From the quote that you posted a mere six minutes before asking this:

"you forgot that you" wrote:
A series of top ministers raised the prospect of a third UK election in four years

NorthReport

It must quite lucrative to be a poll clerk there these days!

What if they don't have the money to pay for another election?

Or being Tories maybe they just won't pay the election workers, eh!

cco

The last British election cost £140 million. Military spending, by contrast, is about £37 billion. I don't think a snap election is going to clean them out.

NorthReport

I think you are right!

nicky
NDPP

EU Neoliberalism: Let's Remain under its bootheel!

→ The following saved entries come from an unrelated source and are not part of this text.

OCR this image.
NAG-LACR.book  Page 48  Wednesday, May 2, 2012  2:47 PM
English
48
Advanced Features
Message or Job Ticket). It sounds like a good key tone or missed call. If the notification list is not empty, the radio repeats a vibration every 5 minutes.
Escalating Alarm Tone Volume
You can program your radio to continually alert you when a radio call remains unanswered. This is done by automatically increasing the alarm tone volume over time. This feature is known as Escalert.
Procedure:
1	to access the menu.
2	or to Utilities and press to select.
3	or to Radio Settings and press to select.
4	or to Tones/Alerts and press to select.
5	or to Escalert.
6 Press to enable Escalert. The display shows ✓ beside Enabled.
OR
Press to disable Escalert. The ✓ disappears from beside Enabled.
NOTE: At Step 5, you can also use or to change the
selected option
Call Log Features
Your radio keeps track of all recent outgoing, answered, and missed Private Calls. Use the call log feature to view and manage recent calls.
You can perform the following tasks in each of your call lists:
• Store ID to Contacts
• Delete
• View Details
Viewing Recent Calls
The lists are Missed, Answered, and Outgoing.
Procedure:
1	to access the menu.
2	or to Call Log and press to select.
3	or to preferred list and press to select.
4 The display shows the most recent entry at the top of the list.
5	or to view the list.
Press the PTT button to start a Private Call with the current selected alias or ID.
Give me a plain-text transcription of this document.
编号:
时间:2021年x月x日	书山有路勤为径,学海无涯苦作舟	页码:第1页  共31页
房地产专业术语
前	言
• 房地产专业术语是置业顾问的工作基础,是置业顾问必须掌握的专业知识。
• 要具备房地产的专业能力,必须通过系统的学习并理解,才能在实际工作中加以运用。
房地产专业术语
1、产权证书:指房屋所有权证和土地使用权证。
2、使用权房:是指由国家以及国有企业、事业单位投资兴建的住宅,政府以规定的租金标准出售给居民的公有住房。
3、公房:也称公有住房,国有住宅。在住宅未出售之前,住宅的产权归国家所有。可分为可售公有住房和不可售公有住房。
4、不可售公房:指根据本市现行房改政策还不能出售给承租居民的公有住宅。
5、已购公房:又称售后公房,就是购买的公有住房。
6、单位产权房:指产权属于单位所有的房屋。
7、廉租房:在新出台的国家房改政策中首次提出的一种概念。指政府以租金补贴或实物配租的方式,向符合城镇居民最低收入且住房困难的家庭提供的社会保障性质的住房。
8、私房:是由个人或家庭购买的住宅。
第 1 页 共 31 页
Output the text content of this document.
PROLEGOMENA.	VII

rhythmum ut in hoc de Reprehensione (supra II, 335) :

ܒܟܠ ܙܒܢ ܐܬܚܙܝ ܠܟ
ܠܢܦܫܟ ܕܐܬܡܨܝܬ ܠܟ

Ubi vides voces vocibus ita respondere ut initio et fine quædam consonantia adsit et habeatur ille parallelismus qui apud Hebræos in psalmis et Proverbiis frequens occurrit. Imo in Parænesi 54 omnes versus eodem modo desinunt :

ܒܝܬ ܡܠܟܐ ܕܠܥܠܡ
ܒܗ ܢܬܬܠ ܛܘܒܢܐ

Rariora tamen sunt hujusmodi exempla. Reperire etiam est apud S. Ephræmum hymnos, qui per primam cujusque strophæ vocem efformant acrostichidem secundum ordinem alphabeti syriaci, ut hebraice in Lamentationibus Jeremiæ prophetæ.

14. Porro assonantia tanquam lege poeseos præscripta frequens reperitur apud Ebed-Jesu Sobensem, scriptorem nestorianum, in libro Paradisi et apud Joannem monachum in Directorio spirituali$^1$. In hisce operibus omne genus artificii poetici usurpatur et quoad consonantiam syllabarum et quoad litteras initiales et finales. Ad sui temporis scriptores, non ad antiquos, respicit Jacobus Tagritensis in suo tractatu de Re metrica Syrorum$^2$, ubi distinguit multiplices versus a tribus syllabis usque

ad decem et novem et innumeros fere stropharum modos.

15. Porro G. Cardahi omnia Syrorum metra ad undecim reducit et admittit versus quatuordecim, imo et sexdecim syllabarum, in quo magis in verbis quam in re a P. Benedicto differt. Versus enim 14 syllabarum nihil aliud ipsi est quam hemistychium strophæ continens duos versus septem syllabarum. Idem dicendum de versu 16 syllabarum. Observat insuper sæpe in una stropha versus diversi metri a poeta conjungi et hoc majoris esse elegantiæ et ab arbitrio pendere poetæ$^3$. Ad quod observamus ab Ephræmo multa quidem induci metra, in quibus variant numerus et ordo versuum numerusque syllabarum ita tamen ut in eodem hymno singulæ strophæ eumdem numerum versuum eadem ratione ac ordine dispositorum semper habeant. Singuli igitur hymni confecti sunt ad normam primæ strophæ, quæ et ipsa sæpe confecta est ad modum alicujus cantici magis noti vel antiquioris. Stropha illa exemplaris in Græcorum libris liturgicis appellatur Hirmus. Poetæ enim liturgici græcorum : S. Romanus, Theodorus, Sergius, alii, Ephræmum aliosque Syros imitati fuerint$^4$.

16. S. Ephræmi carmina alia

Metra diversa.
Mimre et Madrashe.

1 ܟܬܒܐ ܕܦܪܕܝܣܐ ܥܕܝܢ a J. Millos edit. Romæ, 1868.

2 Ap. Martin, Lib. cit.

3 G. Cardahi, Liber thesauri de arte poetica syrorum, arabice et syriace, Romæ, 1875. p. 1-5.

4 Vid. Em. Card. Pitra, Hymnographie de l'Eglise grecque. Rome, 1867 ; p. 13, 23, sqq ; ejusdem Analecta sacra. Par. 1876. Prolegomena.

The New EU Copyright Law Closes the Lock on Free Speech Online (and vid)

https://on.rt.com/9qw3

"...It's almost surprising that the EU isn't trying to sell this law as the killer weapon in the ongoing War on Fake News, given its member-countries' use of that trendy advertising to justify increasing draconian speech restrictions - from the proposed end of anonymity in France to criminal charges for platforms that don't take down 'problematic' speech quickly enough in the UK. 

But then, EU leaders aren't actually elected, so they didn't have to sell the people anything. Like the monopolies Article 15 enables, the EU gives users no choice - accept this degraded deliberately hobbled, entropically eviscerated parody of the internet, or stay offline (by the time they're done with it, you'll hardly be able to tell the difference anyway)."